Python or alternatives: Voice Activity Detection

As PyAudio / Portaudio is not available can anyone help out how to record continuously from micarray, recognize when someone starts speaking and when someone stops. The resulting audio should be dropped to a wav audio file.

I can imagine to use a subprocess outside of Python using JavaScript or C but i need Python Malos in parallel for handling LED stuff.

Thank you.

@Sphinx - Seems like we are in search of a similar solution, yet I’m just simply looking to capture audio WITHOUT having to use subprocess (either via alsaaudio, PyAudio or similar). Has no one experienced success with this yet?

1 Like

You can use pythons Alsaaudio module. I have successfully run it using a custom version of the Jasper Project. Take a look at there AlsaAudio Engine plugin for how they do it. There is a bug in their code though, their plugin always uses the ‘default’ device even when you set a custom one in the profile.yaml.
This is the line of code they use to create the audio stream from the device…

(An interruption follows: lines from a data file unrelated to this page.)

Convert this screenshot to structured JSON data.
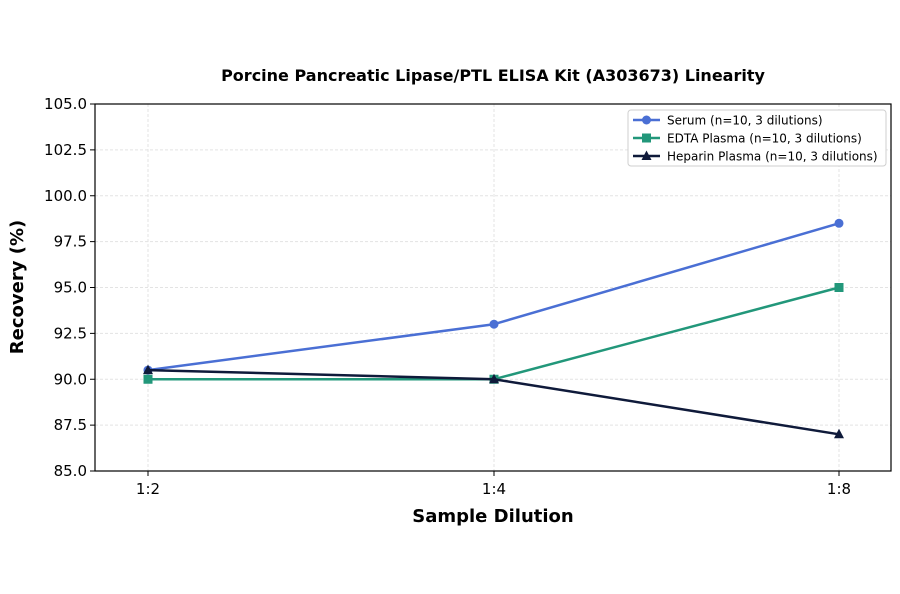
{
  "chart_data": {
    "type": "line",
    "title": "Porcine Pancreatic Lipase/PTL ELISA Kit (A303673) Linearity",
    "xlabel": "Sample Dilution",
    "ylabel": "Recovery (%)",
    "categories": [
      "1:2",
      "1:4",
      "1:8"
    ],
    "ylim": [
      85.0,
      105.0
    ],
    "yticks": [
      "85.0",
      "87.5",
      "90.0",
      "92.5",
      "95.0",
      "97.5",
      "100.0",
      "102.5",
      "105.0"
    ],
    "grid": true,
    "legend_position": "top-right",
    "series": [
      {
        "name": "Serum (n=10, 3 dilutions)",
        "values": [
          90.5,
          93.0,
          98.5
        ],
        "color": "#4a6fd4",
        "marker": "circle"
      },
      {
        "name": "EDTA Plasma (n=10, 3 dilutions)",
        "values": [
          90.0,
          90.0,
          95.0
        ],
        "color": "#22977a",
        "marker": "square"
      },
      {
        "name": "Heparin Plasma (n=10, 3 dilutions)",
        "values": [
          90.5,
          90.0,
          87.0
        ],
        "color": "#0f1a3a",
        "marker": "triangle"
      }
    ]
  }
}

        pcm_type = alsaaudio.PCM_CAPTURE
        stream = alsaaudio.PCM(type=pcm_type,
                               mode=alsaaudio.PCM_NORMAL,
                               device='mic_channel8')

You just need to change the "device = " line to use the mic_channel* like I have there instead of ‘default’ like it is in their code. .

Edit: I should also mention I no longer use Alsa though and opted for the subprocess/arecord method as I had better results with it. Although I never compared actual audio samples to see if there was a difference.

2 Likes

… audio support for python is close guys :slight_smile:

thank for the support.

1 Like